Theirs is clearly not a mission of seeking public policy based on the lessons of their personal faith. They often claim the mantle of Dr. Martin Luther King, but it is hard to imagine King standing with them if he were alive to do so.
Their leaders claim to be the sole authority on how society should be run because of their status as members of a "priest class" (for lack of a better term), who have an exclusive right to interpret the Bible as the word of God. That is the very definition of theocracy, and that is the only heritage they should be able to claim (in all of its anti-American glory).
There is one thing that FFN doesn't do however. They don't endorse or support candidates for public office. They refrain from that because their members are churches and pastors. According to FFN's web page , they are a 501c4 organization under the US tax code. That means that they can engage in political activity, including supporting candidates for office; but if their members were to do that (through financial support of FFN) they would lose their tax exempt status as 501c3 organizations.
Now that doesn't stop Gary Randall from ripping on whichever Democrat happens to be in the spotlight, and it doesn't stop him from doing "everything but" endorsing a GOP candidate. A great example of this is Randall's strident defense of McCain, all while he relentlessly attacks Obama. That keeps him from endorsing any candidate, but in the end makes him nothing more than a shill for the GOP.
Now Randall is seeking to remove this legal barrier to the undo influence of theocratic clergy-persons in US politics. There is a movement afoot to overturn the prohibition of tax exempt churches from endorsing candidates for office, and it is falsely couched in an argument for free speech:
Pastors To Reclaim First Amendment Rights
There is just one problem with this free speech angle. It is totally untrue. No one is prohibiting pastors from endorsing a candidate. What is being prohibited is maintaining their "special rights" (to steal a term from the mouths of theocrats) to tax exemption. If they want to get in on the electoral game in a direct way, let them ante-up like everyone else.
The organization leading the charge for preachers to be able to have their tax free cake and eat it to is the Alliance Defense Fund. The ADF has long been a legal arm of the theocratic Christianist movement (one of their founders is James Dobson), and unsurprisingly has practiced deceptive and misleading public campaigns concerning the cases they undertake.
Randall quotes (as opposed plagiarizing) the lead council of the ADF, Eric Stanely in order to assign the blame for this alleged abridgment of free speech rights to a traditional enemy:
Stanley says, "The intimidation of churches by leftist groups using the IRS has grown to the point that ADF has no choice but to respond."

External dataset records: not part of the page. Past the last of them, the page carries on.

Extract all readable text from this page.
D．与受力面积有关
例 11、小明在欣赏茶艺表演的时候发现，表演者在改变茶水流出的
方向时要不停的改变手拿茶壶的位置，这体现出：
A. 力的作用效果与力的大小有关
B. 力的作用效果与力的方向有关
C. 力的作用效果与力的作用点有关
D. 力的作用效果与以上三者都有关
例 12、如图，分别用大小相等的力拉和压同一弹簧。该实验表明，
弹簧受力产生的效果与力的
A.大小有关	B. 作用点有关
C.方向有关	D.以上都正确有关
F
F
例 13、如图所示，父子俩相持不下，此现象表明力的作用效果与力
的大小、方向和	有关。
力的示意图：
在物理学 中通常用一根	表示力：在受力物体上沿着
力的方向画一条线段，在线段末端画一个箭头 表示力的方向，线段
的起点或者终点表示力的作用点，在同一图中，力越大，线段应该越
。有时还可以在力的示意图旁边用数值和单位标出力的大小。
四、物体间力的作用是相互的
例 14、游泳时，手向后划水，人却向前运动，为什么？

I apologize for once again shocking the reader, but I have to inform you that that statement isn't exactly accurate. In fact the most recent high-profile case involved churches that had more of a "leftist" stance. The first was a church in California whose pastor in 2004 delivered an anti-war speech in the midst of that presidential election (the IRS closed that investigation). The second was a church that invited Sen. Barrak Obama to speak at it (which is also closed). Sure seems like the IRS hasn't attacked conservative churches, and it looks as if churches that are investigated fare pretty well (at least in this very unscientific sample)
So once again we see the theocratic right disingenously manufacturing a crisis in order to advance a very radical agenda. Once again they attack the seperation of church and state by claiming that they themselves have been attacked. It is par for the course for Gary Randall, the ADF, and their theocratic kin.